My PT helped me find a compression device made by a company called "Circaid" - called the "Ready-fit".  Now this is for lower leg only, but I believe they made some similar items if your issue is with the upper leg as well.  Not only am I able to get them on and off by myself (they are pretty easy) but compared to custom compression garments and Reid sleeves etc they are "cheap" (about $150-$200 per leg - compared to $1000+ for the other items).

Best thing I did was seeing a Physical Therapist who is certified for Lymphedema and manual lymph drainage - she was awesome.
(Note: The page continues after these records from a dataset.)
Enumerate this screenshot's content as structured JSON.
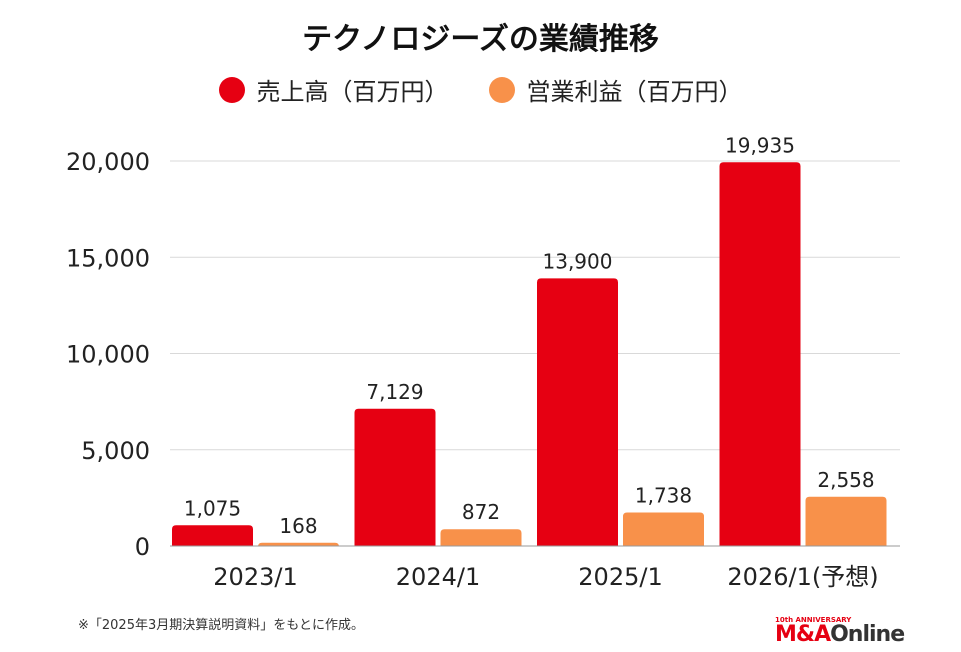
{
  "chart_data": {
    "type": "bar",
    "title": "テクノロジーズの業績推移",
    "categories": [
      "2023/1",
      "2024/1",
      "2025/1",
      "2026/1(予想)"
    ],
    "series": [
      {
        "name": "売上高（百万円）",
        "color": "#e60012",
        "values": [
          1075,
          7129,
          13900,
          19935
        ],
        "labels": [
          "1,075",
          "7,129",
          "13,900",
          "19,935"
        ]
      },
      {
        "name": "営業利益（百万円）",
        "color": "#f8914a",
        "values": [
          168,
          872,
          1738,
          2558
        ],
        "labels": [
          "168",
          "872",
          "1,738",
          "2,558"
        ]
      }
    ],
    "ylim": [
      0,
      20000
    ],
    "yticks": [
      0,
      5000,
      10000,
      15000,
      20000
    ],
    "ytick_labels": [
      "0",
      "5,000",
      "10,000",
      "15,000",
      "20,000"
    ],
    "grid": true,
    "legend": "top-center"
  },
  "footnote": "※「2025年3月期決算説明資料」をもとに作成。",
  "logo": {
    "anniversary": "10th ANNIVERSARY",
    "brand_a": "M&A",
    "brand_b": "Online"
  }
}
One other thing - not sure if this will help you but might be worth a try.  My PT reccomended using Eucerin 'original formula' lotion 2x daily.  She said that particular lotion has a PH balance that helps inhibit bacteria and helps (along with the regular moisturizing) inhibit ulcers.
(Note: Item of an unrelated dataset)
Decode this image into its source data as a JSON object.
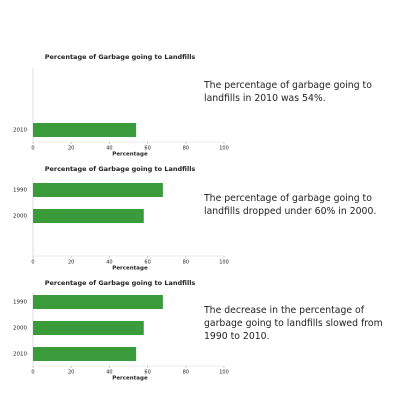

I think it is just this particular doctor's preference not to treat morbidly obese patients.

I will likely have to go out of town for treatment.

  NO!   pumps = bad idea ..    Chronic use of pumps w. LE has been shown to displace the lymphatic fluid into adjacent healthy tissues and, over time, spread the LE to them .    Currently MLDT + sleeves/stockings/wraps are the only way to properly manage and control  LE ..

 Hi Jazzbabe!   

  Yep, "Bat" is fine ..    lol  ..

  Wow Mishawaka ...  My dad had a traveling band up in that part of IN back in the late '40s and early '50s ..   They played many a dance hall, bingo parlor, wedding, etc. in N. Indiana and around the Lake Shore in those days ..   even played on W.W.A.E. in Hammond ..   They were kinda dubbed "the rumba kings" back then, but played mostly polkas, waltzes, Dixieland, etc.  ..      Dad grew up on a farm in La Porte ..
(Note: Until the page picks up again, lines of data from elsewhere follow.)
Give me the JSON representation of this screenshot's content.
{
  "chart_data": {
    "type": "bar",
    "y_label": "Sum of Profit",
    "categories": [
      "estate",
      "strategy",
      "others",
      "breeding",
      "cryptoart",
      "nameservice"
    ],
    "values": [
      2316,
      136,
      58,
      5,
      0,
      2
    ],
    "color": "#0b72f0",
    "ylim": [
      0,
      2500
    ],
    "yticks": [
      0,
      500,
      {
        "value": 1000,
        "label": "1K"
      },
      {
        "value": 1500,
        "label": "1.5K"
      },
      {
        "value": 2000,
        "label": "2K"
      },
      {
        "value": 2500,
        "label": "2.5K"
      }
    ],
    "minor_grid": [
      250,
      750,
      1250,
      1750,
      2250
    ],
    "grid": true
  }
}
   I found the WLS didn't seem to make my LE that much better (although my surgeon swears it looks better!) but it did make it more manageable, since I can do my own massages and compression wrappings now ..  So I'm more "compliant" ..   Those nifty, custom-made "Ferra Wraps" make it a breeze, too ..  Just slip 'em off to shower, and then right back on ..

   The hardened tissue can be a PITA ..   Have you tried the "eggcrate foam" wrap remedy yet?   If you wear it for awhile, it will soften the tissues back up about 80%-90%, I've heard .. 

   I am a bit nervous about PS, as I'm worried that surgery in those areas might trigger the LE to occur in those same areas later on ..  I will need a LOT of assurance from my PS before I allow him to do it ..  (Dr. Kuster has a LE specialist that he works with, btw, Dr. Cardoso, there in Brazil) ..  

  Best of luck, and please let me know how things progress with you ..

  

  

Batwingsman (may I call you Bat for short?)

I'm pre-op for DS.  My big day is February 25th.  I'm certainly hoping the weight loss will do the trick, or at least help, but I'm guessing not because of the hardened tissue.  My PHP is telling me they'll have to take care of it during my future body lift  (no question about that either - my skin's been stretched out all my life, and I'm going to be 51 in January).

I just got the lymphedema within the past five years, with a sizable weight gain after prednisone treatment for SLE (systemic lupus).